What bothers me most is the most primal thing about a superhero, at least for one of the early DCs that claim to have staked out their place first. That is, what are her powers… with the emphasis on just hers?

It matters, because that core Justice League around her have some of the best abilities ever imagined, taken up to a level no other story even tries to match. The Flash is the Fastest Man Alive. Batman is the ultimate trickster. Green Lantern has the greatest ranged weapon, or the best “power” superpower, of all. And Superman is the incarnation of raw strength. Just try to picture a gathering of great heroes without those four assets at the top of the list.

And Wonder Woman is strong, like Superman. She deflects bullets, like Superman—but with her bracelets, right? She flies, like… there have been days I’ve wished they’d say Supergirl had crashed on Paradise Island and get it over with.

(Her outfit doesn’t help either. Where the others have a distinct solid red or being named for green or say “does it come in black,” she’s got Supes’s colors too, but mixed up with an American flag.

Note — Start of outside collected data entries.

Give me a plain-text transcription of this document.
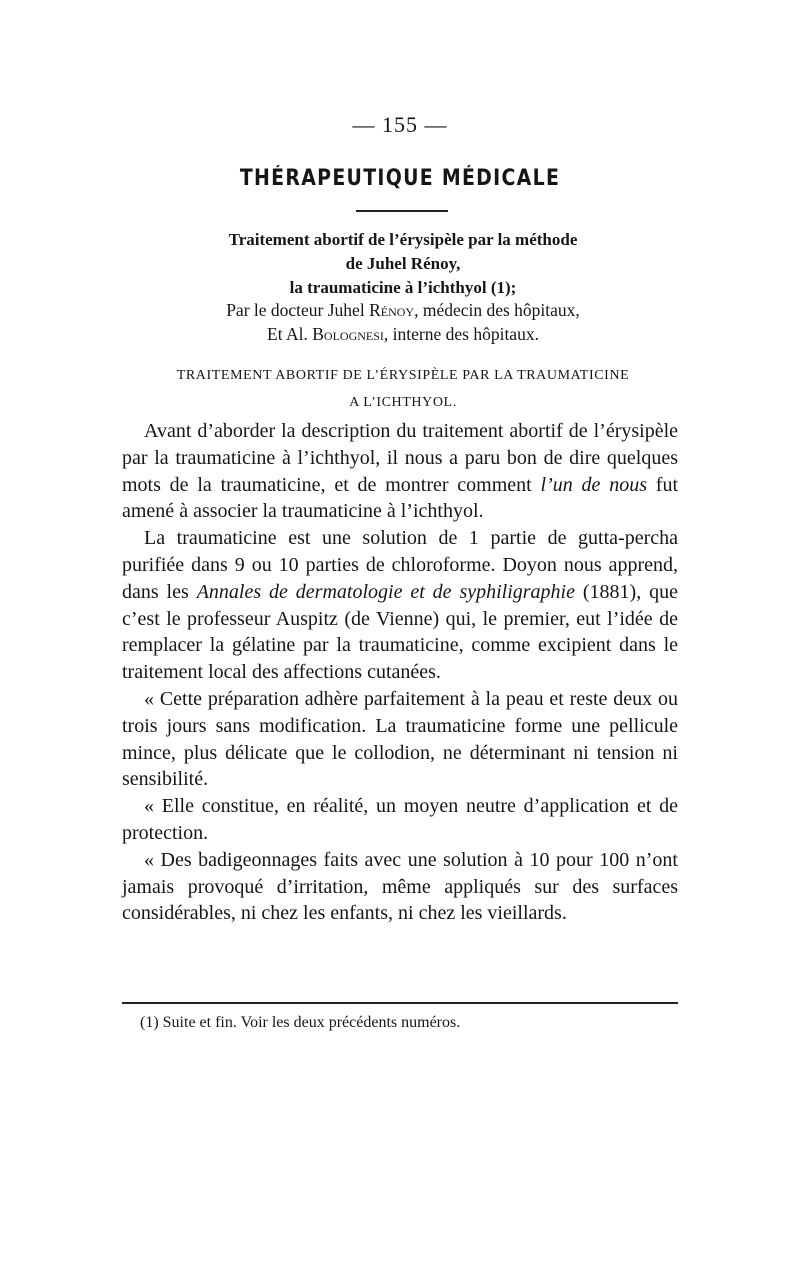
— 155 —
THÉRAPEUTIQUE MÉDICALE
Traitement abortif de l’érysipèle par la méthode
de Juhel Rénoy,
la traumaticine à l’ichthyol (1);
Par le docteur Juhel Rénoy, médecin des hôpitaux,
Et Al. Bolognesi, interne des hôpitaux.
TRAITEMENT ABORTIF DE L’ÉRYSIPÈLE PAR LA TRAUMATICINE
A L’ICHTHYOL.

Avant d’aborder la description du traitement abortif de l’érysipèle par la traumaticine à l’ichthyol, il nous a paru bon de dire quelques mots de la traumaticine, et de montrer comment l’un de nous fut amené à associer la traumaticine à l’ichthyol.

La traumaticine est une solution de 1 partie de gutta-percha purifiée dans 9 ou 10 parties de chloroforme. Doyon nous apprend, dans les Annales de dermatologie et de syphiligraphie (1881), que c’est le professeur Auspitz (de Vienne) qui, le premier, eut l’idée de remplacer la gélatine par la traumaticine, comme excipient dans le traitement local des affections cutanées.

« Cette préparation adhère parfaitement à la peau et reste deux ou trois jours sans modification. La traumaticine forme une pellicule mince, plus délicate que le collodion, ne déterminant ni tension ni sensibilité.

« Elle constitue, en réalité, un moyen neutre d’application et de protection.

« Des badigeonnages faits avec une solution à 10 pour 100 n’ont jamais provoqué d’irritation, même appliqués sur des surfaces considérables, ni chez les enfants, ni chez les vieillards.

(1) Suite et fin. Voir les deux précédents numéros.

And of course there’s never been as much of it as the boys had on.)

I don’t mean to tear the character down. The problem is that over the years she’s never been built up, the way the more accepted heroes have.

Superheroes rarely start out with a high-quality story; to earn respect they need years of good adventures (okay, mixed in with some awful ones that we get selective memory about). Even their powers tend to evolve over that time, until they pretend they were always that well positioned. Spiderman didn’t start out with spider-sense or even his signature agility; Stan Lee just drifted into that is his strongest power because it was the most suspenseful way for Spidey to fight. Superman didn’t fly, once.

But over the years, nobody’s ever thought Wonder Woman needed a niche of powers that were hers; as long as they could point to that lasso as one bit of variety, they were free to let her copy more and more of Superman. (Her costume too; Flash and Lantern had theirs redesigned a few times to reach the current perfection, but Wonder Woman doesn’t need to look unique, right?)

But now that she’s got a new spotlight, let’s take a second look at where she stands.

 

A Place in the Pantheon

If Superman is the biggest, the strongest, of the Justice League (which of course outpower any other superhero anywhere), he’s also considered a bit slow and awkward. Sure he’s got his own super-speed, but he’s still got a lack of aggression and training. He’s the tank or the battleship, the clumsy knight in full armor, the bulky battleaxe.

Of course Batman is the trickster, but he’s also got the least actual power. (At least, if he weren’t amped up so many favorite stories and fan love to demand he get the best moments.) He’s the recon plane, the spy you forget you sent out until he shows up in your tent with the enemy plans, the dagger.

The Flash? All speed and only so much else, like a fighter plane or light horseman, the rapier.

Green Lantern? Artillery, the bow. (Too bad Green Arrow’s a separate character; a cosmic bow would have been so much cooler than a glowing ring.)

And there’s no specialty left for Wonder Woman.

Because she’s got them all.

Maybe not as sneaky as Batman, but she’s a true strategist and trained warrior. Fast, and with her own weapons too. And strong… DC wasted a whole movie seeing if Batman could beat Superman, but with her skills and near-equal strength Wonder Woman should take the blue boy apart.

(And that’s without the lasso that brings up his vulnerability to magic!)

Wonder Woman might be the perfect balance, the center and the leader of the whole Justice League. The sword (she likes swords), of the true hero.

It’s just a thought, from looking at the iconology.

That and, right now she deserves to lead.